O presidente da Comissão Especial da licitação, advogado Cecílio Luz, esclareceu que mesmo que na fase inicial outras empresas tenham demonstrado interesse, no dia “D” somente uma se apresentou. “A sessão teve início na hora marcada pelo edital e contou com a presença apenas da Viação Apucarana Ltda. (VAL), com isso demos prosseguimento com a abertura do envelope contendo os documentos de habilitação, com visto de todos os presentes na sessão. O envelope “B”, que contém a proposta de tarifa, foi devidamente lacrado em um outro envelope. A comissão de licitação fará agora a análise dessa documentação e, estando tudo em conformidade com o edital, passaremos à próxima fase, que será a abertura do envelope “B”, explicou Luz, informando que participaram da sessão vereadores e outros representantes da Câmara Municipal, inclusive do setor jurídico.
A segunda sessão, com a abertura do envelope contendo a proposta de valor da tarifa ainda não tem data para acontecer. “Primeiro a comissão precisa concluir a análise da documentação e dar ciência à empresa do resultado. O processo só terá sequência se tudo estiver dentro do que pede o edital”, esclareceu Cecílio Luz, presidente da comissão de licitação do transporte coletivo.
Fiscal do contrato e superintendente de Segurança, Trânsito e Transporte do Idepplan, Carlos Mendes, afirmou que a comissão de licitação vai procurar analisar a proposta dentro do tempo mais curto possível, para dar celeridade ao processo. “Acredito que em uma semana devemos estar resolvendo isso”, disse Mendes.
Segundo ele, o município tem conduzido o processo com vistas à preservação da segurança jurídica de todo o certame. “O preço máximo da tarifa fixado para o edital foi de R$3,40, mas só vamos saber o valor proposto pela concorrente quando dermos início à segunda etapa, abrindo o envelope correspondente”, explicou o superintendente.
Mesmo que o preço máximo seja proposto, ele acredita que Apucarana continuará a ter a menor tarifa do Paraná.
O desinteresse de outras empresas na concorrência, segundo Carlos Mendes, pode estar relacionado com o momento econômico nacional. “A crise se aprofunda, o cenário que se apresenta hoje é de insegurança. Talvez, se fosse em outro momento, como em 2011 ou 2012, teríamos outra perspectiva econômica e mais empresas estivessem com capital e vontade de investir”, avaliou Mendes.

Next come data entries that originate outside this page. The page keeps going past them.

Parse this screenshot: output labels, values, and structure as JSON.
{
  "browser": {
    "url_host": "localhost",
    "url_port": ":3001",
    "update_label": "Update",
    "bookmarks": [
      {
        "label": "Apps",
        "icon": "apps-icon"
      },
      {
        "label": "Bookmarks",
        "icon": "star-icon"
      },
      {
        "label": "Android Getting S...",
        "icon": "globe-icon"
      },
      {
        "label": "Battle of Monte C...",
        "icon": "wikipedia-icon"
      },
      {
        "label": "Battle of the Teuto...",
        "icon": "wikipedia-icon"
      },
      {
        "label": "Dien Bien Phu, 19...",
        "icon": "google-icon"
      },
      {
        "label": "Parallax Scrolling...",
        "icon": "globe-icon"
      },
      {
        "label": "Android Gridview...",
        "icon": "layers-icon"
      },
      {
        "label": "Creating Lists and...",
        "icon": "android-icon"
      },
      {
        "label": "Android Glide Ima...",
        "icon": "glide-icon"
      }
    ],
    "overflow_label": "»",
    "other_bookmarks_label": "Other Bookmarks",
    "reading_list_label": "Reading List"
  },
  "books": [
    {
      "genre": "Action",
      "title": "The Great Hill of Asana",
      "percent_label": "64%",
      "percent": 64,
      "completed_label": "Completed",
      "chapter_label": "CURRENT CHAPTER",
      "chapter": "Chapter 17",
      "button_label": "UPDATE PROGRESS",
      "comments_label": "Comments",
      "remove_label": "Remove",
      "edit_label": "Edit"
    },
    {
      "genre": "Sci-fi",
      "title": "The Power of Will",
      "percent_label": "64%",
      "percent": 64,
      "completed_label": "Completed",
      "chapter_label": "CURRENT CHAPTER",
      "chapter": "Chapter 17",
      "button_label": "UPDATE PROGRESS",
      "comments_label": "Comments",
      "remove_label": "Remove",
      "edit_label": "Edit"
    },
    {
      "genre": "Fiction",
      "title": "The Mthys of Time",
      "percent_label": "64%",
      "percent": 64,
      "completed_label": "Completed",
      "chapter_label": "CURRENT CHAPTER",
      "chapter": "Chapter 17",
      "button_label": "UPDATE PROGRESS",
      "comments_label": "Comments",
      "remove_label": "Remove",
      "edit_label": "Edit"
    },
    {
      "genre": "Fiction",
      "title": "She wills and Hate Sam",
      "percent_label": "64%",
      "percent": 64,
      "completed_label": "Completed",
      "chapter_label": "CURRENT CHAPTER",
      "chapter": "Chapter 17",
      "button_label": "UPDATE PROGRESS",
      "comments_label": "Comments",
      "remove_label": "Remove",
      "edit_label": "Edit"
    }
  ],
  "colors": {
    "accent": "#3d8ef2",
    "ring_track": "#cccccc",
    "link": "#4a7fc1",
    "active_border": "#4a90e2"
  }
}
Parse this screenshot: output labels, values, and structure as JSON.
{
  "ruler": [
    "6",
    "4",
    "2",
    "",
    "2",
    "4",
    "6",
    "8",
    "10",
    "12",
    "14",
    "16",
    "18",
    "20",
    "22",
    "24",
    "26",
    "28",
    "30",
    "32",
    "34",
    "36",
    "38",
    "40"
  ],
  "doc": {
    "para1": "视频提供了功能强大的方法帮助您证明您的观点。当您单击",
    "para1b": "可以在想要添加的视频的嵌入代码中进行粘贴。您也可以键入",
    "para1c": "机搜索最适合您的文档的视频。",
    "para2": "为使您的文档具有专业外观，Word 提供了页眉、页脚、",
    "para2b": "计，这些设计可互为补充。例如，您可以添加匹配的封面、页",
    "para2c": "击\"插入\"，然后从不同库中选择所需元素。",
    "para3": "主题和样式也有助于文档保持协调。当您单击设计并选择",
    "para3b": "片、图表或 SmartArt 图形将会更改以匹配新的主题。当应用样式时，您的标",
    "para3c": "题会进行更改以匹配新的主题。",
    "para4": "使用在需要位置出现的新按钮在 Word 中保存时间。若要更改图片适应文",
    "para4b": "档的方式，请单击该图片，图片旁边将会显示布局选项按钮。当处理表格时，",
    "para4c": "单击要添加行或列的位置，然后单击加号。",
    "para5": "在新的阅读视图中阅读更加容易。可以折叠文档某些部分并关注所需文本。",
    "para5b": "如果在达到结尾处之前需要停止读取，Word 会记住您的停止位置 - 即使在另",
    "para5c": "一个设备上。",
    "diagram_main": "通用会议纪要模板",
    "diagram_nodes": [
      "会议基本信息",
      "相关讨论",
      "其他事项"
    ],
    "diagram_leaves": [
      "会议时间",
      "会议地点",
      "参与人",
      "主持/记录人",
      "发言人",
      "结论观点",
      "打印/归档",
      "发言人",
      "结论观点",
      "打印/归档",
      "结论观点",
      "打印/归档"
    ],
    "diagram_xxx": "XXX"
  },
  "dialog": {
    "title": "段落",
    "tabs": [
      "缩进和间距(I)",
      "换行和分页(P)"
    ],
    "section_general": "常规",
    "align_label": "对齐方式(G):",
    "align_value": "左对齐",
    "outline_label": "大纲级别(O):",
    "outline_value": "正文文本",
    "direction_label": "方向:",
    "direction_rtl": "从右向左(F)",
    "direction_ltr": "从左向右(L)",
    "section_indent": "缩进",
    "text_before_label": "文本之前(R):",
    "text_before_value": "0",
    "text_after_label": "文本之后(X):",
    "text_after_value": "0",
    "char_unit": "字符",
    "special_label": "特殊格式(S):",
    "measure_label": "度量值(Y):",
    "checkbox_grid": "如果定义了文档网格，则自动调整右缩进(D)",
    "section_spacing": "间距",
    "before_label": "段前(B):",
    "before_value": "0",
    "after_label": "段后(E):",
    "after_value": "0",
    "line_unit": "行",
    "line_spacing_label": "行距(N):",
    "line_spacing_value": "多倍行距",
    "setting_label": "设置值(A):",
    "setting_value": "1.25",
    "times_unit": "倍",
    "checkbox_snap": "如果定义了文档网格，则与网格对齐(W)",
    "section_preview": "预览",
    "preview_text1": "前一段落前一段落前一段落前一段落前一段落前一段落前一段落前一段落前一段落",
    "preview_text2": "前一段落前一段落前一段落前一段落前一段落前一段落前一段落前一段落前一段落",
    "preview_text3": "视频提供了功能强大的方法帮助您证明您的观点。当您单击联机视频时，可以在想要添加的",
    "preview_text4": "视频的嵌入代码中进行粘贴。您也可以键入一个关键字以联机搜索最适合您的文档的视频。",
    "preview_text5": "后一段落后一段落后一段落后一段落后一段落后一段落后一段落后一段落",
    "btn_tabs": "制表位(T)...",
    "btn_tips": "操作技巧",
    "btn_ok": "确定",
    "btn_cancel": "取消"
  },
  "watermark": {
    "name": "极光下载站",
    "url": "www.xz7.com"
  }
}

Sistema é operado há 45 anos a título de permissão
Confirmando a concorrente como vencedora do certame, Apucarana resolve uma questão de 45 anos onde o sistema é operado através de uma permissão precária. “Passaremos a ter um contrato de concessão, onde a empresa não é dona do sistema. Ela tem a concessão e a dona será a prefeitura, através do Idepplan. E com o contrato, nós temos regras que a empresa terá que seguir. Teremos um instrumento de fiscalização e cobrança para que essa empresa cumpra com as regras que nascem com o edital de licitação”, concluiu Mendes.
A necessidade de uma licitação para o transporte coletivo de Apucarana é discutida desde 2005. O prefeito Júnior da Femac destaca a decisão política e administrativa da atual gestão em priorizar o setor. “Durante todo este tempo a população aguardou uma resolução. Hoje temos um edital com um termo de referência baseado na legalidade e na transparência, construído a partir de muito estudo e trabalho, visando licitar um transporte coletivo de qualidade para atender com segurança e conforto toda nossa população”, pontuou o prefeito.
A empresa vai operar o sistema pelo período de 15 anos, com estimativa de faturamento bruto anual na ordem de R$18,5 milhões ou um total de R$278,7 milhões ao longo de todo o contrato.